For anyone still in school, networking is easy for students who take initiative. This doesn't mean going to networking events. It means actually doing things with actual people: get involved in undergraduate research, sports, arts, Greek life, volunteering, on-campus part-time jobs, etc. Universities have those low-barrier low-risk things going on that you can just try out. Students who do this get the inside track on opportunities that aren't broadly advertised, so they face far less competition and are likely better fits for those opportunities due to the experience they got by being involved.


Replies

ipaddrtoday at 7:23 PM

Stop applying for jobs and get involved in Greek life, sports, arts and working part time in the cafe serving food? You will meet so many people who are involved in your field and you get labelled as something other than a programmer.

This is terrible advice.

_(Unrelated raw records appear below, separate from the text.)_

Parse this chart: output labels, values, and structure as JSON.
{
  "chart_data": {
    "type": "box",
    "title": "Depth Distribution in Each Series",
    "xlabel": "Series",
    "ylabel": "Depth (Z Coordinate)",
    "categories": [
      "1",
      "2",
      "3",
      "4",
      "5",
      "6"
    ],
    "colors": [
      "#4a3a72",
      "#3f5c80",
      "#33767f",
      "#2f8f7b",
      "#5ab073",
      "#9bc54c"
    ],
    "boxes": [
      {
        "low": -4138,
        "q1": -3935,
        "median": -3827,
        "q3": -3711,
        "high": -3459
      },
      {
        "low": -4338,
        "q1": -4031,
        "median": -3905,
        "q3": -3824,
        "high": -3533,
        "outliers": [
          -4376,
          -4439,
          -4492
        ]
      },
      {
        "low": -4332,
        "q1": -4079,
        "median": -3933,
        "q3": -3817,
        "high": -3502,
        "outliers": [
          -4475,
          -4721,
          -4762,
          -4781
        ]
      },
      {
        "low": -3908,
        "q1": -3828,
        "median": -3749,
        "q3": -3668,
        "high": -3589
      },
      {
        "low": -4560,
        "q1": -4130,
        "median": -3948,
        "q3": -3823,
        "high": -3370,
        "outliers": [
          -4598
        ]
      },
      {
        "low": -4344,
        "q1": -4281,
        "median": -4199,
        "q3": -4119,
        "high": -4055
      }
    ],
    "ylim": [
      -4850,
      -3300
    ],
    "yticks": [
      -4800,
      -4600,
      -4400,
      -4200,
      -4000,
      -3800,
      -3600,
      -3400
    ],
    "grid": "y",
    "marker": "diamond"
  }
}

Apply, cold call, create projects, job fairs, get co-op opportunties and ambush are better ways. Hackathons, github projects or small businesses can help. 9/10 CEOs will ignore your cold outreach but some won't.

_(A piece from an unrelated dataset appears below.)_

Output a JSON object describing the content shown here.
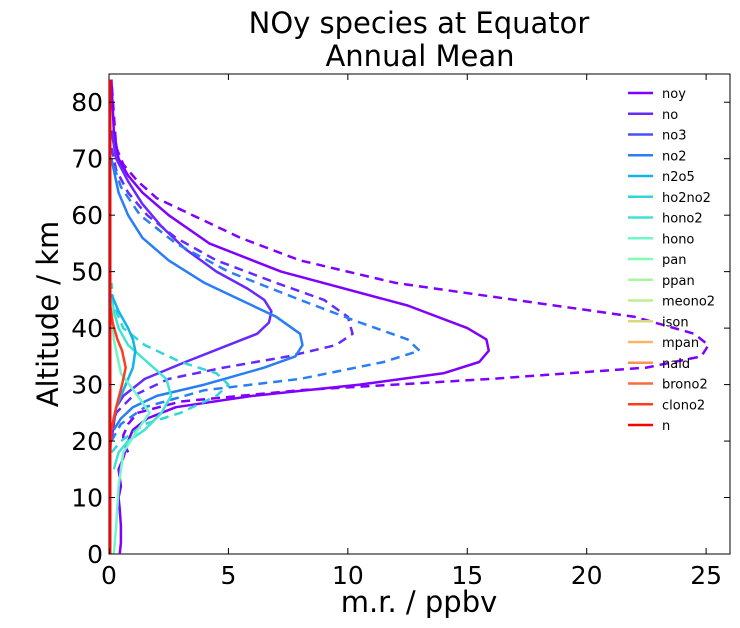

Getting too busy making friends at the Greek houses will land you a marketing role if you are lucky. People need to associate you wish your craft. If they know you as a social guy you will get social roles. Any developer too social is suspect for many and ends up at best a pm.

When I was coming up people went into hardware/certifications to bridge the gap but moving from hardware to software was a gap too big for many as they became typecast.